Friday, July 28, 2006

Yes, we won't blame bananas...

It is, perhaps, ironic that in the midst of a discussion on relative economics we find some real time illustrations of the complexities and anomalies of monetarism.

I reported below on Australia’s impending ‘banana recession’, but economists are already jumping on that simplification proffered by the Howard Liberal government.

Howard is a card carrying post-Thatcherite. (Reganite – economic rationalist – this list of appellations changes constantly, but essentially adds up to monetarism.) Howard is in the forefront of Liberalism gone feral, the return to feudalism.

Now monetarism decrees that the politician is at arms length from economic adjustments, such as interest rates which we have note are the province of central banks.

That is well and good when the numbers are favourable, but becomes problematic when the squeeze comes, as it has downunder.

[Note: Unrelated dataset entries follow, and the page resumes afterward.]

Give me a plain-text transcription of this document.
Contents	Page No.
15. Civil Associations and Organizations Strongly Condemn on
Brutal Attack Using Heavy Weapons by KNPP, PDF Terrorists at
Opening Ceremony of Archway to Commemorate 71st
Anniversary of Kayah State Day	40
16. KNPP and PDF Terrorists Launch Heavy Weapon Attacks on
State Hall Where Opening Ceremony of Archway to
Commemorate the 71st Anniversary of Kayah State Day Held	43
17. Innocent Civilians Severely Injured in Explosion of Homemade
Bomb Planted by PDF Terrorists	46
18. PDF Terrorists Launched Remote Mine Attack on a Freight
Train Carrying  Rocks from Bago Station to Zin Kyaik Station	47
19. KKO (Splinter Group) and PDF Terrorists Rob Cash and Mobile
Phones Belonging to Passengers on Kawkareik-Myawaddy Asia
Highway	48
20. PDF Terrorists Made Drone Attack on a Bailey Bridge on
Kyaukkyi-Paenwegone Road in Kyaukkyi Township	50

First Howard’s treasury rottweiler, Peter Costello, recognizing an impending rate rise counseled the Reserve Bank, who set the rates, to back off, leave things as they are. Of course he was duly told to ‘get a dog up him!’ No one tells the Reserve Bank anything.

Then Howard jumped in too, saying:

"It's got to realise in relation to the bananas, if I can put it that way, that will flow through and disappear.

"And it's also got to understand the consequences in relation to the fuel price increases."

He was simply ignored. But Costello came back into the fray, oddly claiming his right to speak out about the lack of justification for a rate rise, saying it did not undermine the Reserve Bank's independence.

Costello said it was written into the formal agreement between himself and the governor of the Reserve Bank that the government reserved its right to comment on monetary policy from time to time.

That’s as may be, but you can’t fry an egg and poach it at the same time, so try as they might the neo-libs are hoist on their own petard.

According to one leading economist the problem is not bananas, but Sydney; “the nation's largest economy is in a rut and it makes the bank's task of fighting inflation fraught.”

But whatever they blame Howard’s government is in deep economic trouble. Influencing a the interest rate could only have a marginal and short term benefit.

It is a panic measure from the government of fiscal responsibility. A panic spurred by the certain knowledge that the Australian economy, despite the wonders of monetarism, is headed for stagnation.

The government might well shift the blame to factors outside of its control, cyclones and the Reserve Bank being that chosen targets, but the people still labour under the belief that they elect governments to govern; and in their ignorance to understand the rules of monetarism or other devices, will ultimately blame the governments for failure to do so.

2 comments:

Praguetwin said...

There are rumblings of blaming a slowing economy on the Central Bank and raising rates.

GDP numbers come out today. We are looking for 3.1% which is fine for a developed economy. Inflation is rearing it's ugly head, so if the Fed pauses in August, the independance of the Central Bank will, in my mind, now be in serious question.

Cartledge said...

It looks like Britain is going down the toilet too. Canada seems fine at the moment, but they stuck with trad liberalism until the new government, federally at least.
Japan is restructuring, mainly because the people don’t want the strictures of monetarism, but it sounds like they are under pressure.
Europe, of course, marches to a different drummer. It will be interesting to see how widespread the problem is.